GÜNAHLARI İZLERİYLE BİRLİKTE YOK EDEN: AFÜVV

GÜNAHLARI İZLERİYLE BİRLİKTE YOK EDEN: AFÜVV

Fatma BAYRAM
İstanbul Üsküdar Başvaizi

Rabbimizin affetmekle ilgili diğer esmasından farklı olarak Afüvv ismi, “işlenen günahı bütün izleriyle birlikte yok eden” demek. O kadar ki bu isim tecelli ettiğinde, kişinin kendisi bile işlediği günahı unutur. Böylece o günahtan geriye kalabilecek kötü duygular, alışkanlıklar, o günahla hatırlanma ve kendini eleştirmede aşırıya gitme gibi kötü sonuçlar da ortadan kalkar. Bu isim, Seyyidülistiğfar duasında “yaptıklarımın şerrinden sana sığınırım” ifadesinin meramıdır. Sonuçları silmeden affetmek, kişinin yaptıklarının neticesinde yaşanacak kötü sonuçları kaçınılmaz olarak yaşaması ama muaheze ve cezadan kurtulması iken burada hatanın, tüm sonuçları ile birlikte imhası vardır. İşlenen suçun insanda meydana getirdiği bütün olumsuz izler silinir, günahlar sevaplara dönüşür.

Afüvv sözlükte; gizlenmek, silinmek, silinip gitmek, yok olmak, eser iz kalmamak, silmek, affetmek, cezalandırmaktan vazgeçmek, rüzgârın üzerlerini örterek izleri tamamen kaybetmesi, malın fazlasını dağıtmak gibi anlamlara gelmektedir. Allah’ın isimlerinden biri olarak ise “kolaylıkla affeden, kullarının günahlarını silen, cezaları kaldıran, çok affedici” demektir. Allah’ın kullarını bağışlaması suçlarını affetmek şeklinde olduğu gibi mükellefiyetlerini hafifletmek ve kolaylaştırmakla da ortaya çıkar.

Kur’an’da Afüvv

Kur’an-ı Kerim’de toplam beş ayette geçen “Afüvv” ismi, bunların dördünde ilahi affı pekiştiren bir muhteva içinde “Gafûr” ismiyle birlikte kullanılmıştır (Nisa, 4/43; Hac, 22/60; Mücadele, 58/2.) Bir ayette ise Kadîr ismi ile gelerek affın kemalinin, cezalandırmaya da gücü yeten ulu bir kudretten sadır olması ile mümkün olduğunu vurgular. (Nisa, 4/149.)

Yüce Kitabımız kötülüğe misli ile mukabele etmeye izin vermesine rağmen affedip bağışlamayı takvaya daha uygun bulmuş (Âl-i İmran, 3/134.) ve böyle davrananların Allah katında özel olarak ödüllendirileceğini bildirmiş (Şura, 42/40.); hatta Rabbimizin bizi affetmesi, bizim insanları affetmemize bağlanmıştır. (Nur, 24/22.) Bu son ayetin İfk Hadisesi sonrasında kendi kızına zina isnat eden kuzenini affetmesi için Hz.
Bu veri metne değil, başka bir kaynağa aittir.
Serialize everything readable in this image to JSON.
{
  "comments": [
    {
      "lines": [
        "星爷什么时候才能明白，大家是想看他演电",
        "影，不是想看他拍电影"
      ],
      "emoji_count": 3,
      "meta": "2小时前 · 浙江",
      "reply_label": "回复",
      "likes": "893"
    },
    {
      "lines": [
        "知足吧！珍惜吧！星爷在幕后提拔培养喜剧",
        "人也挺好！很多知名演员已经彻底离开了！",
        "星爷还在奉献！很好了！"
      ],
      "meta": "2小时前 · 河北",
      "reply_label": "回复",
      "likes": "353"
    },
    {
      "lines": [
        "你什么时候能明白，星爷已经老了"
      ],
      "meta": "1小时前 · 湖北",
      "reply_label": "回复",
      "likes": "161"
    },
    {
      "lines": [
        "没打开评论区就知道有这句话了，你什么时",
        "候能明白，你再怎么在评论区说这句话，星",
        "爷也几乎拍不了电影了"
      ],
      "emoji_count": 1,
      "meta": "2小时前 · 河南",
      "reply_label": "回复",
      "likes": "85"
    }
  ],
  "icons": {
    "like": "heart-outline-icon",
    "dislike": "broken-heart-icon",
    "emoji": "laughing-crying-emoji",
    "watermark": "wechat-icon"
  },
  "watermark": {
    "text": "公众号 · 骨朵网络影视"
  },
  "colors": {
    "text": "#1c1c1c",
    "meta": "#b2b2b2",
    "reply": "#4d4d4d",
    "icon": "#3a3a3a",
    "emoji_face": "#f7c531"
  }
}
Ebu Bekir’e yapılan bir uyarı olması ve ona “Allah’ın sizi affetmesini istemez misiniz?” diye sorulması, Rabbimizden nasıl bir muamele görmek istiyorsak bizim de O’nun kullarına aynı şekilde davranmamız gerektiğini göstermesi açısından son derece etkileyicidir.

Afüvv tecelli ederse

Bu ismin insanda tecelli etmesinin ilk şartı psikolojide farkındalık denen hatalarını görebilme bilincine sahip olmaktır. Hatalarının farkında olanlar Allah’tan hayâ eder, bu hayâ onları tövbeye, tövbe de affa götürür. Kur’an-ı Kerim, bize bu meziyetin takva sahiplerinin bir özelliği olduğunu söyler: “Yine onlar, çirkin bir iş yaptıkları yahut nefislerine zulmettikleri zaman Allah’ı hatırlayıp hemen günahlarının bağışlanmasını isteyenler -ki Allah’tan başka günahları kim bağışlar- ve bile bile, işledikleri (günah) üzerinde ısrar etmeyenlerdir. İşte onların mükafatı Rableri tarafından bağışlanma ve içinden ırmaklar akan cennetlerdir ki orada ebedî kalacaklardır.…” (Âl-i İmran, 3/135-136.) Bu ayetler bize takva sahiplerinin de günah ve hatalar işlediklerini fakat bu hatalarda ısrar etmeyerek hemen yanlışlarını görüp düzelttiklerini söylüyor. İşe yarar farkındalık işte budur.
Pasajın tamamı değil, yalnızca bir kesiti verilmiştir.